Finale du Championnat de France de rugby 1934

15 mai 1934

Petit retour vers le rugby au moment de cette finale basque ! Aujourd'hui encore Biarritz et Bayonne brillent dans le monde du rugby et un ami me disait que contrairement à Bordeaux-Bègles qui ont fusionné, jamais Bayonne et Biartz ne feront de même. Bayonne ne serait pas assez basque ? Toujours est-il, en 1934, cette finale signe la marginalisation du rugby des grandes villes. Le compte-rendu du Miroir des Sports est un chef d'oeuvre du genre et il donne au-delà du rubgy, une image de l'époque. JP Damaggio. 

 

 

 

APRÈS VINGT ET UN ANS D'ÉCLIPSE, L'AVIRON BAYONNAIS REDEVIENT CHAMPION DE FRANCE DE RUGBY EN BATTANT, PAR 13 POINTS A 8, LE BIARRITZ OLYMPIQUE

[DE NOTRE ENVOYÉ SPÉCIAL]

Toulouse, dimanche.

L'ÉQUIPE du dernier quart d'heure, l'Aviron Bayonnais, vient d'arracher à la force du poignet, la victoire sur le Biarritz Olympique et par là même, le titre suprême de champion de France de rugby. Rarement finale de rugby fut aussi angoissante, aussi dramatique et il faut remonter au match Quillan-Lézignan en 1929 pour trouver une rencontre aussi prenante, aussi passionnante. On se souvient que l'équipe lézignanaise, qui menait par 8 à 0, fut finalement remontée et battue 11 à 8.

Aujourd'hui, match analogue avec les fougueux Bayonnais qui jouaient toujours, prenaient la direction des opérations, avaient le plus souvent la balle, se la passaient à droite, à gauche, tâtaient du coup de pied à suivre ou du drop goal, mais se heurtaient à un mur infranchissable. Et les Biarrots ne se contentaient pas de briser les assauts des joueurs bayonnais, il ne leur suffisait pas d'écarter le péril par de longs coups de pied, ils contre-attaquaient, résolument, ramassant toutes les balles qui roulaient à terre, organisant à leur tour des attaques à la main, parfaitement conduites, donnant à la longue l'impression qu'ils pouvaient l'emporter, si Bayonne ne réussissait pas à donner un autre mordant, une autre efficacité à son jeu. Et cette impression prit corps quand, quelques minutes avant la mi-temps, le trois-quarts centre Guilhou marquait à l'improviste un essai sur un coup de pied tombé, ajusté par Haget. Au nez et à la barbe des défenseurs bayonnais qui ne s'étaient pas repliés avec vigueur, Guilhou plongeait sur le ballon et cet exploit donnait l'avance par 5 à 0 à l'équipe Biarrotte.
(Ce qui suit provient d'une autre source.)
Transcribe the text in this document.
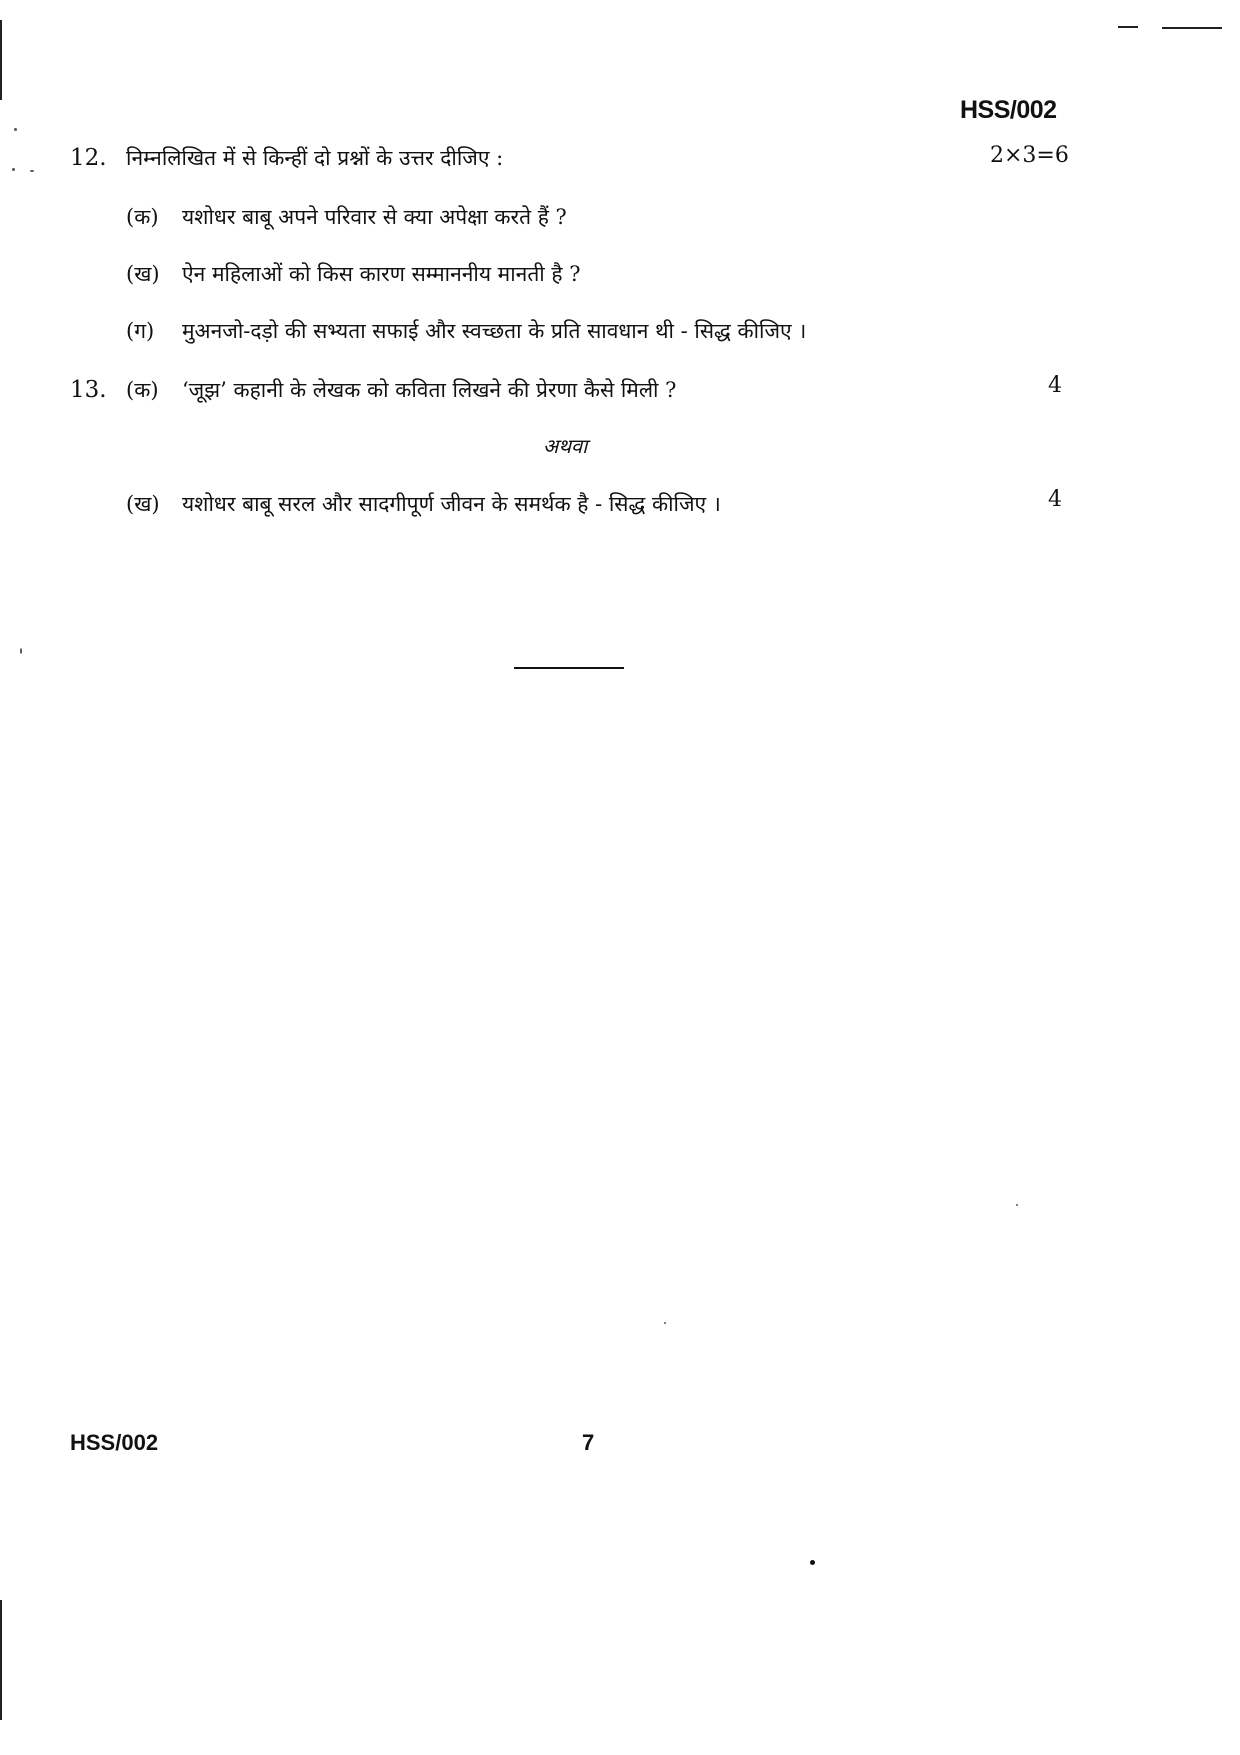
HSS/002
12. निम्नलिखित में से किन्हीं दो प्रश्नों के उत्तर दीजिए :	2×3=6
(क) यशोधर बाबू अपने परिवार से क्या अपेक्षा करते हैं ?
(ख) ऐन महिलाओं को किस कारण सम्माननीय मानती है ?
(ग) मुअनजो-दड़ो की सभ्यता सफाई और स्वच्छता के प्रति सावधान थी - सिद्ध कीजिए ।
13. (क) ‘जूझ’ कहानी के लेखक को कविता लिखने की प्रेरणा कैसे मिली ?	4
अथवा
(ख) यशोधर बाबू सरल और सादगीपूर्ण जीवन के समर्थक है - सिद्ध कीजिए ।	4
HSS/002	7
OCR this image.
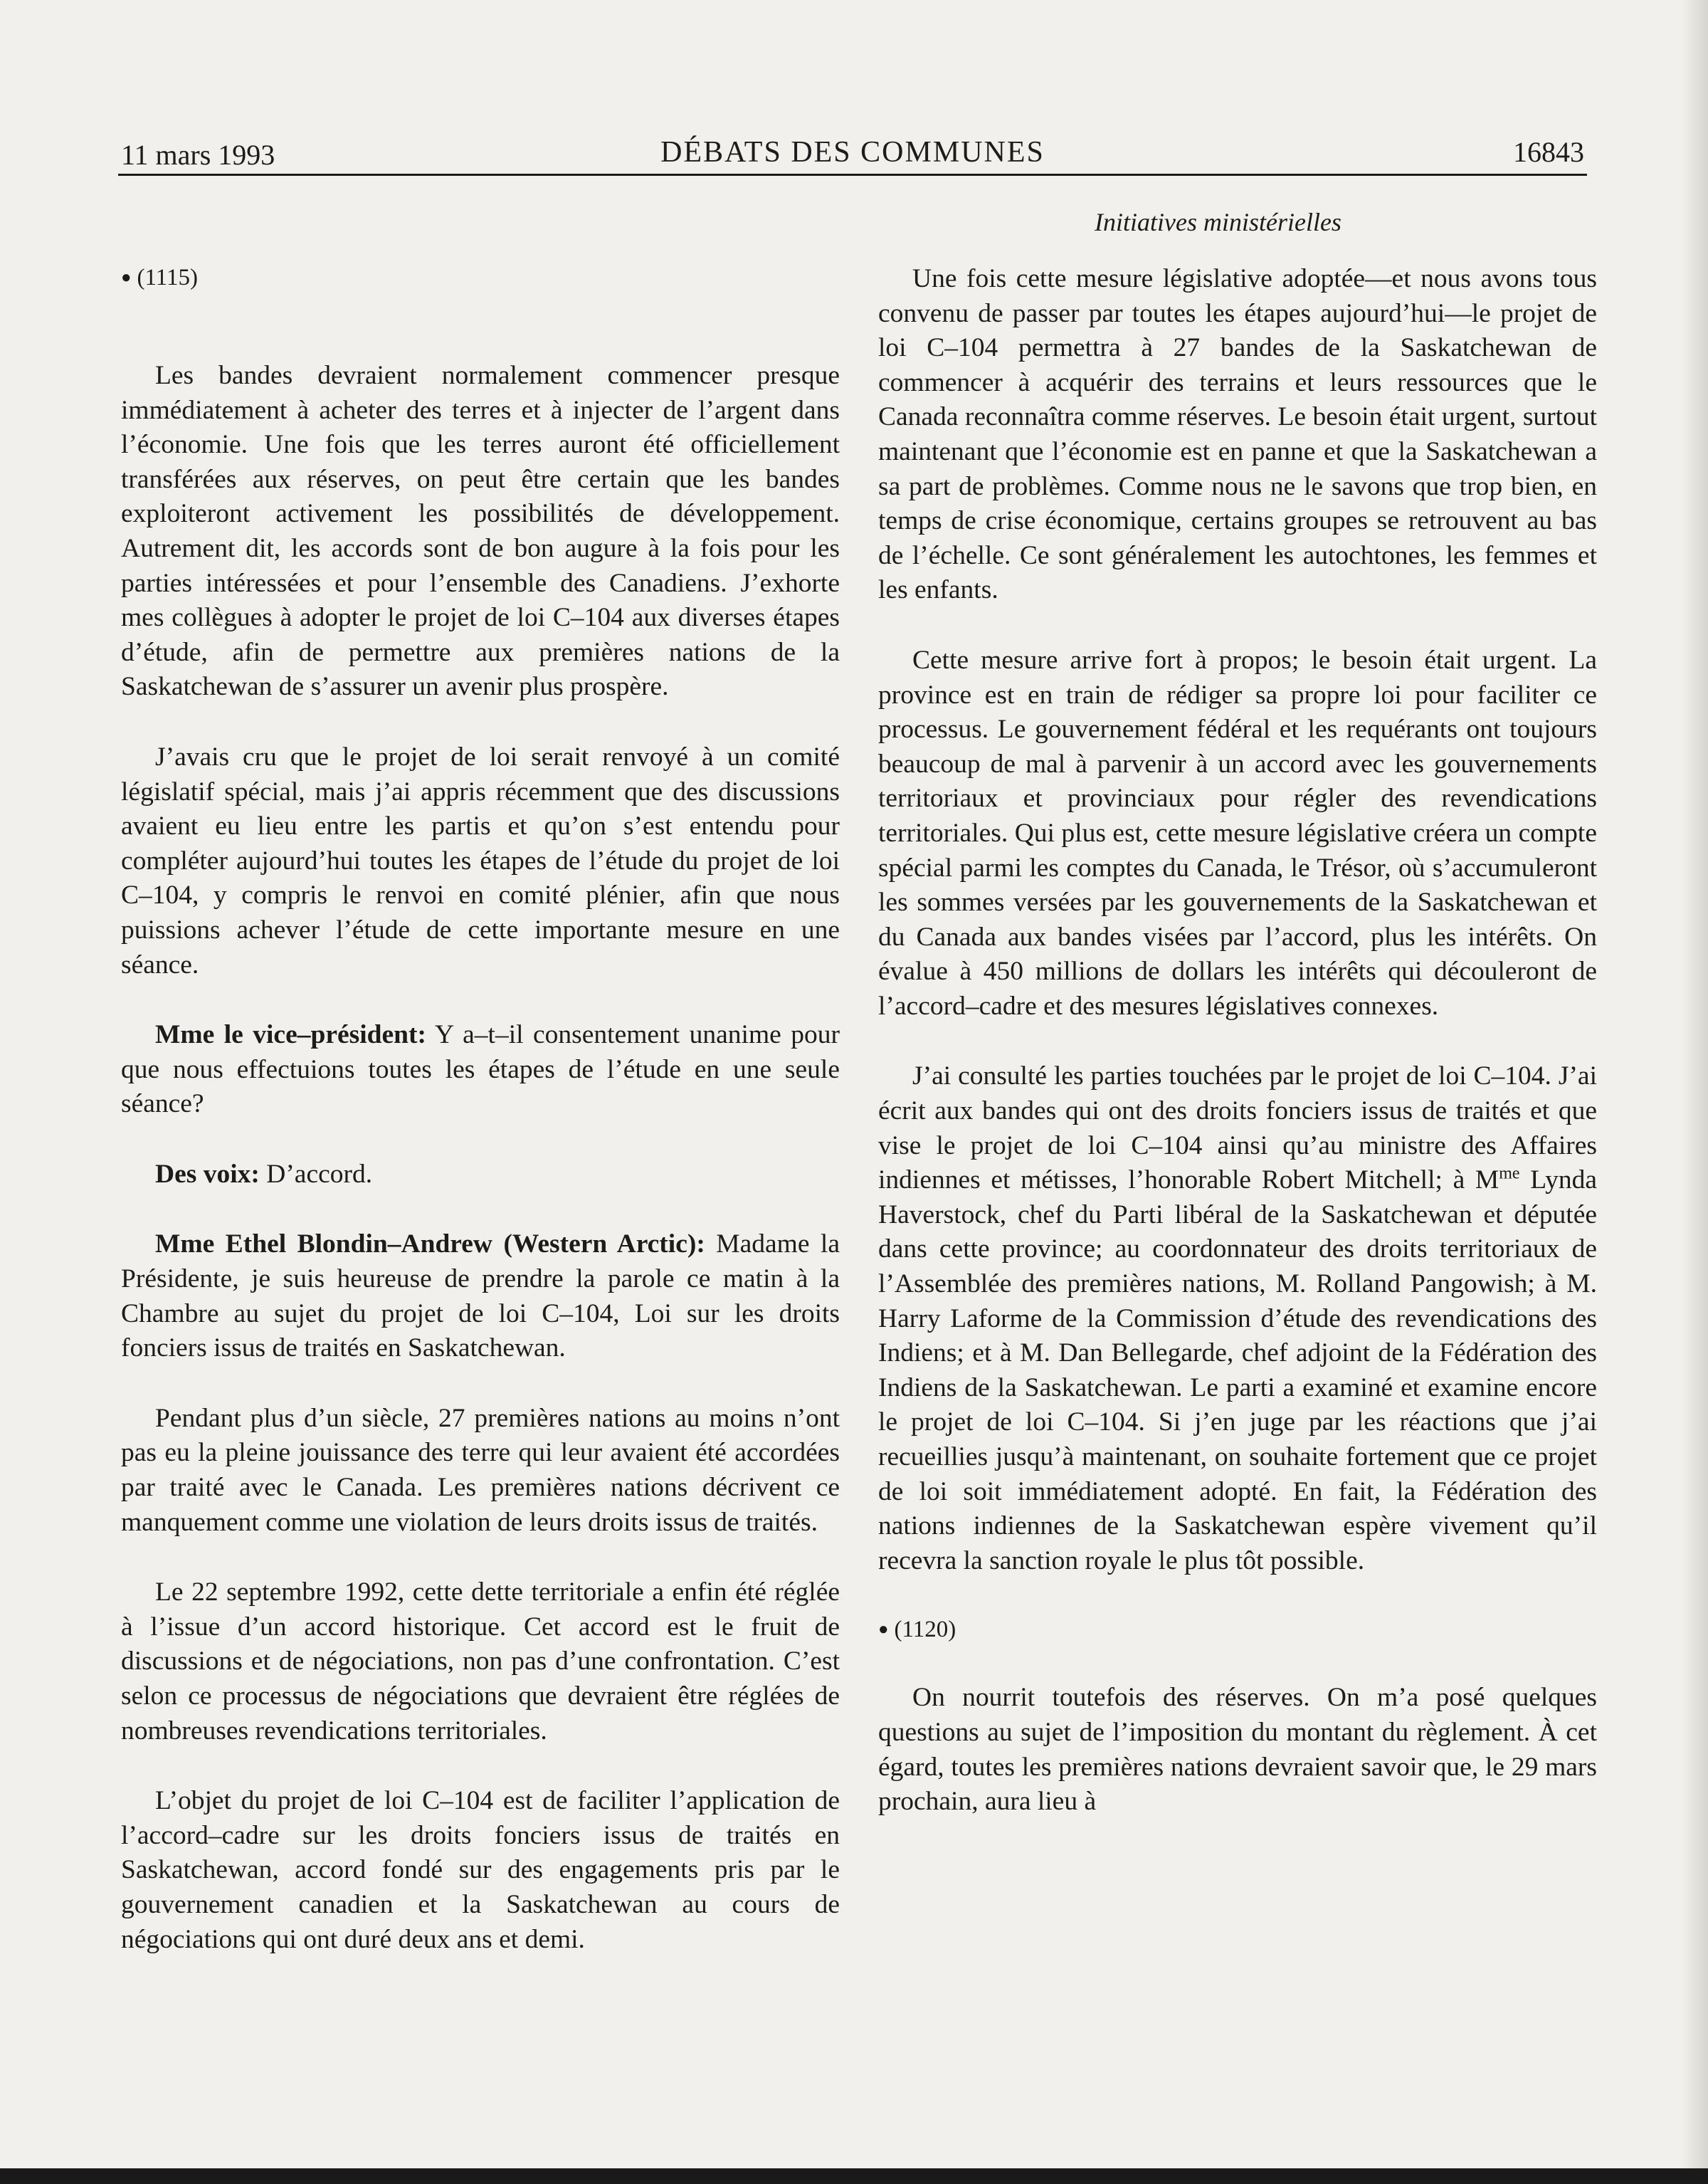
11 mars 1993	DÉBATS DES COMMUNES	16843
Initiatives ministérielles

● (1115)

Les bandes devraient normalement commencer presque immédiatement à acheter des terres et à injecter de l’argent dans l’économie. Une fois que les terres auront été officiellement transférées aux réserves, on peut être certain que les bandes exploiteront activement les possibilités de développement. Autrement dit, les accords sont de bon augure à la fois pour les parties intéressées et pour l’ensemble des Canadiens. J’exhorte mes collègues à adopter le projet de loi C–104 aux diverses étapes d’étude, afin de permettre aux premières nations de la Saskatchewan de s’assurer un avenir plus prospère.

J’avais cru que le projet de loi serait renvoyé à un comité législatif spécial, mais j’ai appris récemment que des discussions avaient eu lieu entre les partis et qu’on s’est entendu pour compléter aujourd’hui toutes les étapes de l’étude du projet de loi C–104, y compris le renvoi en comité plénier, afin que nous puissions achever l’étude de cette importante mesure en une séance.

Mme le vice–président: Y a–t–il consentement unanime pour que nous effectuions toutes les étapes de l’étude en une seule séance?

Des voix: D’accord.

Mme Ethel Blondin–Andrew (Western Arctic): Madame la Présidente, je suis heureuse de prendre la parole ce matin à la Chambre au sujet du projet de loi C–104, Loi sur les droits fonciers issus de traités en Saskatchewan.

Pendant plus d’un siècle, 27 premières nations au moins n’ont pas eu la pleine jouissance des terre qui leur avaient été accordées par traité avec le Canada. Les premières nations décrivent ce manquement comme une violation de leurs droits issus de traités.

Le 22 septembre 1992, cette dette territoriale a enfin été réglée à l’issue d’un accord historique. Cet accord est le fruit de discussions et de négociations, non pas d’une confrontation. C’est selon ce processus de négociations que devraient être réglées de nombreuses revendications territoriales.

L’objet du projet de loi C–104 est de faciliter l’application de l’accord–cadre sur les droits fonciers issus de traités en Saskatchewan, accord fondé sur des engagements pris par le gouvernement canadien et la Saskatchewan au cours de négociations qui ont duré deux ans et demi.

Une fois cette mesure législative adoptée—et nous avons tous convenu de passer par toutes les étapes aujourd’hui—le projet de loi C–104 permettra à 27 bandes de la Saskatchewan de commencer à acquérir des terrains et leurs ressources que le Canada reconnaîtra comme réserves. Le besoin était urgent, surtout maintenant que l’économie est en panne et que la Saskatchewan a sa part de problèmes. Comme nous ne le savons que trop bien, en temps de crise économique, certains groupes se retrouvent au bas de l’échelle. Ce sont généralement les autochtones, les femmes et les enfants.

Cette mesure arrive fort à propos; le besoin était urgent. La province est en train de rédiger sa propre loi pour faciliter ce processus. Le gouvernement fédéral et les requérants ont toujours beaucoup de mal à parvenir à un accord avec les gouvernements territoriaux et provinciaux pour régler des revendications territoriales. Qui plus est, cette mesure législative créera un compte spécial parmi les comptes du Canada, le Trésor, où s’accumuleront les sommes versées par les gouvernements de la Saskatchewan et du Canada aux bandes visées par l’accord, plus les intérêts. On évalue à 450 millions de dollars les intérêts qui découleront de l’accord–cadre et des mesures législatives connexes.

J’ai consulté les parties touchées par le projet de loi C–104. J’ai écrit aux bandes qui ont des droits fonciers issus de traités et que vise le projet de loi C–104 ainsi qu’au ministre des Affaires indiennes et métisses, l’honorable Robert Mitchell; à $M^{me}$ Lynda Haverstock, chef du Parti libéral de la Saskatchewan et députée dans cette province; au coordonnateur des droits territoriaux de l’Assemblée des premières nations, M. Rolland Pangowish; à M. Harry Laforme de la Commission d’étude des revendications des Indiens; et à M. Dan Bellegarde, chef adjoint de la Fédération des Indiens de la Saskatchewan. Le parti a examiné et examine encore le projet de loi C–104. Si j’en juge par les réactions que j’ai recueillies jusqu’à maintenant, on souhaite fortement que ce projet de loi soit immédiatement adopté. En fait, la Fédération des nations indiennes de la Saskatchewan espère vivement qu’il recevra la sanction royale le plus tôt possible.

● (1120)

On nourrit toutefois des réserves. On m’a posé quelques questions au sujet de l’imposition du montant du règlement. À cet égard, toutes les premières nations devraient savoir que, le 29 mars prochain, aura lieu à
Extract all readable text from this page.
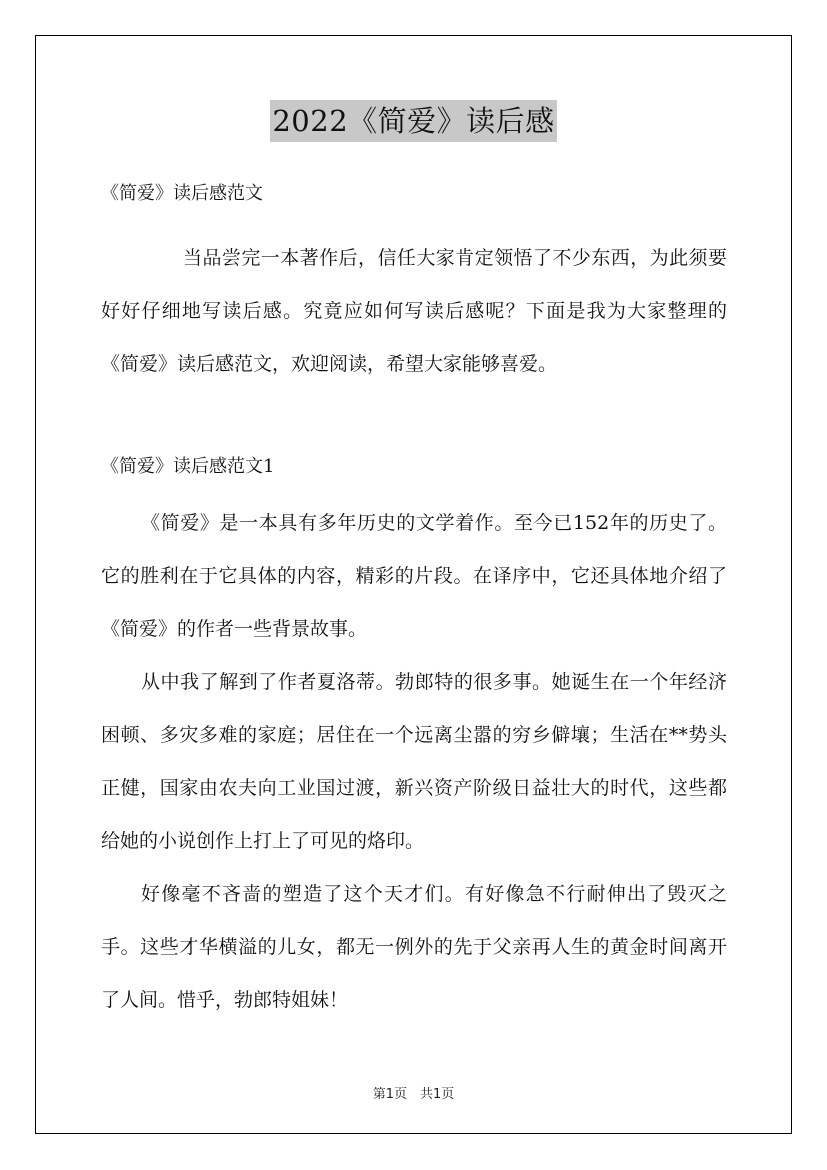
2022《简爱》读后感
《简爱》读后感范文
当品尝完一本著作后，信任大家肯定领悟了不少东西，为此须要好好仔细地写读后感。究竟应如何写读后感呢？下面是我为大家整理的《简爱》读后感范文，欢迎阅读，希望大家能够喜爱。
《简爱》读后感范文1

《简爱》是一本具有多年历史的文学着作。至今已152年的历史了。它的胜利在于它具体的内容，精彩的片段。在译序中，它还具体地介绍了《简爱》的作者一些背景故事。

从中我了解到了作者夏洛蒂。勃郎特的很多事。她诞生在一个年经济困顿、多灾多难的家庭；居住在一个远离尘嚣的穷乡僻壤；生活在**势头正健，国家由农夫向工业国过渡，新兴资产阶级日益壮大的时代，这些都给她的小说创作上打上了可见的烙印。

好像毫不吝啬的塑造了这个天才们。有好像急不行耐伸出了毁灭之手。这些才华横溢的儿女，都无一例外的先于父亲再人生的黄金时间离开了人间。惜乎，勃郎特姐妹！

第1页　共1页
C'est alors que, sous la ferme direction de l'arbitre bordelais, Abel Martin, commença la partie la plus émouvante du match. Une lourde angoisse étreignait les 25.000 spectateurs écrasés par le soleil dans les tribunes du stade des Ponts-Jumeaux. Chacun était saisi par la beauté et la grandeur du duel engagé entre ces deux équipes basques et, jusqu'à la fin, c'est dans une ambiance de fièvre, d'enthousiasme, comme on n'en trouve qu'à Toulouse, que se poursuivit le débat. Cette foule-record de 25.000 spectateurs vibrait intensément, s'agitait fiévreusement et tous ces spectateurs, en toilettes claires et même en manches de chemise, faisaient de larges ondulations autour du terrain de jeu. Quelques Biarrots applaudissaient joyeusement en voyant les leurs mener par 5 à 0, puis, après un but Bayonnais suivi d'un essai de l'ailler Cussac, cette avance de Biarritz devenait, 8 à 3 et une Chorale Basque, habillée de chemises blanches et de tuniques rouges, lança fièrement des échos de victoire dans l'air surchauffé. Mais n'était-ce point là confiance excessive, car bientôt une attaque de toute la ligne Bayonnaise, renforcée par l'arrière Lespitaou aboutissait à un débordement par l'aile de Vigneau et ce dernier, près de marquer, recentrait à Zabaletta, qui ajoutait ainsi trois points au tableau bayonnais.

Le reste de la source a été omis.